Brilliant Curly Whurly, I think the thought record is one of the most powerful things we learn on LL. I did mine this week and intend to practice a bit.

Well done Linz it must be a lovely feeling:)
 
Didn't bore me, I find thought records fascinating but have never done one - think I'll have to give them a go.

Cheers for that.
 
Thought records are great.
You could trying sticking an empty one to the fridge, that will remind you every time you open the door that there isn't anything in there for you.
 
Well done CG. Both for resisting a full blown binge AND for recognising the thoughts that take you there. Any sort of self understanding has got to help (even if it's not a magic wand and still requires willpower) you deal with similar situations in the future.
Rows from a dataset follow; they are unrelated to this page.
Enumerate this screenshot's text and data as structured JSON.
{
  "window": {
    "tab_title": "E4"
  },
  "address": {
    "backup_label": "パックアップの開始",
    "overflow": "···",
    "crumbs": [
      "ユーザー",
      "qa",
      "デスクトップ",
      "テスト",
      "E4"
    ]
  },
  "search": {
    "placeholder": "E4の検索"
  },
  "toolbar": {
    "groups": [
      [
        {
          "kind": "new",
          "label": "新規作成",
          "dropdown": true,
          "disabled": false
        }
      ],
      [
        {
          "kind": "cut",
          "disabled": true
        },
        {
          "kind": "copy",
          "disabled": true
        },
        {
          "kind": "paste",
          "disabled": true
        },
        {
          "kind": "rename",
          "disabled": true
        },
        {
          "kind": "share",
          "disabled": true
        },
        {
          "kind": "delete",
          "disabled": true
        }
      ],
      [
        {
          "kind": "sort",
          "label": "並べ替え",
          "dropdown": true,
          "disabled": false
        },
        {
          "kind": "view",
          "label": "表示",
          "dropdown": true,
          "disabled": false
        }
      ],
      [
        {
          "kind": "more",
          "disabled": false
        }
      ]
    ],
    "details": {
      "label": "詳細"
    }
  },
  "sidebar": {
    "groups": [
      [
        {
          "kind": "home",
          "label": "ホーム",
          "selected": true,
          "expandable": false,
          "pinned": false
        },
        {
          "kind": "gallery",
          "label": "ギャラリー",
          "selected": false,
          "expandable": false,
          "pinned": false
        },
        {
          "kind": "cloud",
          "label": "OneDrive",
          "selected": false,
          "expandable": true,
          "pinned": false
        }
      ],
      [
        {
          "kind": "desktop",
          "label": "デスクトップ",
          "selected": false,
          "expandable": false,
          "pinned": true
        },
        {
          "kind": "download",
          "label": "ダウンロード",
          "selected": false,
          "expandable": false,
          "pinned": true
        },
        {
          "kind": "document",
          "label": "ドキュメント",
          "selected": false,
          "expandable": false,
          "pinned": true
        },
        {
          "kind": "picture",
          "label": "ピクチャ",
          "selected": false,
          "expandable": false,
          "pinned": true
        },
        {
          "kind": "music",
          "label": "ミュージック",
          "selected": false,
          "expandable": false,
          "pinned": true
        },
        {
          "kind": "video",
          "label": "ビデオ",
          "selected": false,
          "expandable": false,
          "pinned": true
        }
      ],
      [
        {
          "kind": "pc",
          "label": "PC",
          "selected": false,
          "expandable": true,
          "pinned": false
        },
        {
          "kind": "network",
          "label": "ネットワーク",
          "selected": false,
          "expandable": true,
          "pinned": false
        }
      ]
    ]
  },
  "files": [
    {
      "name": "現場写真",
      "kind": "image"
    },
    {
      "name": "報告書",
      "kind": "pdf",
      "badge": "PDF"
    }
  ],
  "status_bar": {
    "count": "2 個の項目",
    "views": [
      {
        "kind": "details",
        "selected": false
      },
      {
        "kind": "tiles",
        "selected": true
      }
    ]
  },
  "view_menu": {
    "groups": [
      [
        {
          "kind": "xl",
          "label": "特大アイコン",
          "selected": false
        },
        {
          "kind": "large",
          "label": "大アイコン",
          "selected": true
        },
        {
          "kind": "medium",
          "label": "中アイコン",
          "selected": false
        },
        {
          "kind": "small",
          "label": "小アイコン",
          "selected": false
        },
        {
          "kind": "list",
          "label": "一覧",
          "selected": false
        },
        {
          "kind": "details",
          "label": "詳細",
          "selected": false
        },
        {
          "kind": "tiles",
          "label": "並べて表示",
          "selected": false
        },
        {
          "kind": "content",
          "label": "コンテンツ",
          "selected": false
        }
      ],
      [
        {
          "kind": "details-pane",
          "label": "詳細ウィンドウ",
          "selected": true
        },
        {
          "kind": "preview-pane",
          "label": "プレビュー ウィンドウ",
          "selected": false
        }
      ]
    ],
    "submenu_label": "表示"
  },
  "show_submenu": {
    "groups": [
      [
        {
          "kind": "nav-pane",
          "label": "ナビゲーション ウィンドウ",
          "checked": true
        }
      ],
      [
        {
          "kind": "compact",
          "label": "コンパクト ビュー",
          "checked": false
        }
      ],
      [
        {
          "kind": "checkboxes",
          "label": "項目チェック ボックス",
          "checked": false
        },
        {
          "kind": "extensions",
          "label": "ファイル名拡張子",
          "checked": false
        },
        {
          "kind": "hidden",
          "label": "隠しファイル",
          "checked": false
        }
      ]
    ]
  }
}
I find that I push the boundaries just a bit. I suppose it's a rebellion - if a rather feeble one. I won't go and eat carbs or chocolate (mmmmmm, just the word has me dribbling!) but will have tiny bits of protein - knowing I can "get away with it". It's not perfect behaviour but it does stop me going spectacularly off-piste. So I'm not beating myself up about it too much whilst I work on hoising my halo and achieving saintly perfection.

PS Pickled onions? Got to have citric acid in them. Don't risk throwing yourself out of ketosis - it's too damn hard getting in to it.